Using xxhash, each header is searched for on the request, if found it's hashed and mapped to
a slot within the hashring.
apiVersion: semaphore-xds.uw.systems/v1alpha1
kind: XdsService
metadata:
name: foo
spec:
service:
name: <service-name>
loadBalancing:
policy: ring_hash
ringHash:
minimumRingSize: 1024 # Optional
maximumRingSize: 8000000 # Optional
headers:
- some-header
- another-header
Retry policy
retryOn
must be set with at least one value in order for the rest of the policy to be served, else the whole policy will be ignored.
We are typically using xDS with Go gRPC services, which as of writing only certain values are supported.
backoff
configures the exponential backoff parameters. This is optional, in which case the default value of 25ms for base interval is used along with 10 times the base for the max interval.

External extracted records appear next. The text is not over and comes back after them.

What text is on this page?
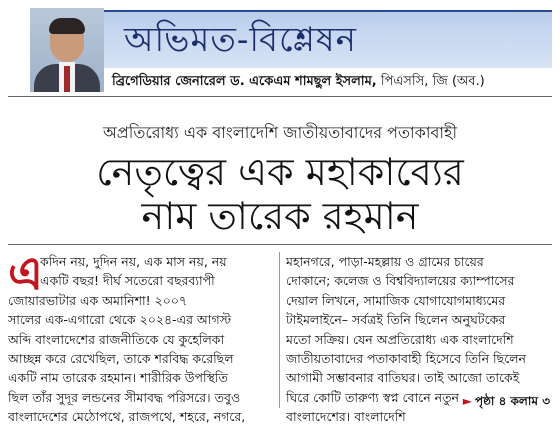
অভিমত-বিশ্লেষন
ব্রিগেডিয়ার জেনারেল ড. একেএম শামছুল ইসলাম, পিএসসি, জি (অব.)
অপ্রতিরোধ্য এক বাংলাদেশি জাতীয়তাবাদের পতাকাবাহী
নেতৃত্বের এক মহাকাব্যের
নাম তারেক রহমান
এ
কদিন নয়, দুদিন নয়, এক মাস নয়, নয়
একটি বছর! দীর্ঘ সতেরো বছরব্যাপী
জোয়ারভাটার এক অমানিশা! ২০০৭
সালের এক-এগারো থেকে ২০২৪-এর আগস্ট
অব্দি বাংলাদেশের রাজনীতিকে যে কুহেলিকা
আচ্ছন্ন করে রেখেছিল, তাকে শরবিদ্ধ করেছিল
একটি নাম তারেক রহমান। শারীরিক উপস্থিতি
ছিল তাঁর সুদূর লন্ডনের সীমাবদ্ধ পরিসরে। তবুও
বাংলাদেশের মেঠোপথে, রাজপথে, শহরে, নগরে,
মহানগরে, পাড়া-মহল্লায় ও গ্রামের চায়ের
দোকানে; কলেজ ও বিশ্ববিদ্যালয়ের ক্যাম্পাসের
দেয়াল লিখনে, সামাজিক যোগাযোগমাধ্যমের
টাইমলাইনে– সর্বত্রই তিনি ছিলেন অনুঘটকের
মতো সক্রিয়। যেন অপ্রতিরোধ্য এক বাংলাদেশি
জাতীয়তাবাদের পতাকাবাহী হিসেবে তিনি ছিলেন
আগামী সম্ভাবনার বাতিঘর। তাই আজো তাকেই
ঘিরে কোটি তারুণ্য স্বপ্ন বোনে নতুন
বাংলাদেশের। বাংলাদেশি
► পৃষ্ঠা ৪ কলাম ৩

Note: this retry policy will apply to all service routes, eventually we'll look to expand to offering per-route config.
xDS service address
The expected server address will follow the pattern:
xds:///<service-name>.<namespace>:<port>
.
For example xds:///grpc-echo-server.labs:50051
Careful that this is not a DNS name, so we cannot append a domain there!
Client side
Bootstrap Config
The user's grpc client needs to specify a config map in json config to point to
the xDS server, like:
{
"xds_servers": [
{
"server_uri": "semaphore-xds.sys-semaphore.svc.cluster.local:18000",
"channel_creds": [
{
"type": "insecure"
}
],
"server_features": ["xds_v3"]
}
]
}
and expose the location as GRPC_XDS_BOOTSTRAP
env var. Alternatively, one can
pass the json content as string in GRPC_XDS_BOOTSTRAP_CONFIG
environment
variable.
Then you need to import the following module in the client code:
_ "google.golang.org/grpc/xds"
and call the call xds server addresses.
Mutate Bootstrap Config - Kyverno
The client above configuration should be identical for all clients living in the
same cluster, assuming only one xDS server is deployed. In such case, it is
handy to use a mutation hook to inject the needed environment variable to your
client pods. A Kustomize base to achieve that using Kyverno is provided here. This is assuming semaphore-xds is deployed
under a namespace called sys-semaphore
so patch if needed. Your pods will need
to be labeled with xds.semaphore.uw.systems/client: "true"
in order to be
selected by the mutating rule.
Metrics
There are separate metrics available that one can use to determine the status
of the controller. The available metrics can give a visibility on errors from
the Kubernetes clients, the watchers and the controller's queues. In addition to
these, there are metrics available to provide visibility over the resources
stored in the snapshot.
Kubernetes Client Metrics
semaphore_xds_kube_http_request_total
: Total number of HTTP requests to the
Kubernetes API by host, code and method.
semaphore_xds_kube_http_request_duration_seconds
: Histogram of latencies for
HTTP requests to the Kubernetes API by host and method
Kubernetes Watcher Metrics
semaphore_xds_kube_watcher_objects
: Number of objects watched by kind
semaphore_xds_kube_watcher_events_total
: Number of events handled by kind
and event_type
Queue Metrics
semaphore_xds_queue_depth
: Workqueue depth, by queue name.
semaphore_xds_queue_adds_total
: Workqueue adds, by queue name.
semaphore_xds_queue_latency_duration_seconds
: Workqueue latency, by queue
name.
semaphore_xds_queue_work_duration_seconds
: Workqueue work duration, by queue
name.
semaphore_xds_queue_unfinished_work_seconds
: Unfinished work in seconds, by
queue name.
semaphore_xds_queue_longest_running_processor_seconds
: Longest running
processor, by queue name.
semaphore_xds_queue_retries_total
: Workqueue retries, by queue name.
semaphore_xds_queue_requeued_items
: Items that have been requeued but not
reconciled yet, by queue name.
Snapshot Metrics
semaphore_xds_snapshot_cluster
: xDS cluster info by name, lb policy and
discovery type.
semaphore_xds_snapshot_listener
: xDS listener info by name and target route.
semaphore_xds_snapshot_endpoint
: xDS cluster load assignment endpoints info
by cluster, locality zone and subzone, address and health.
semaphore_xds_snapshot_route
: xDS route configuration info by name, path,
target domains, virtual host and target cluster.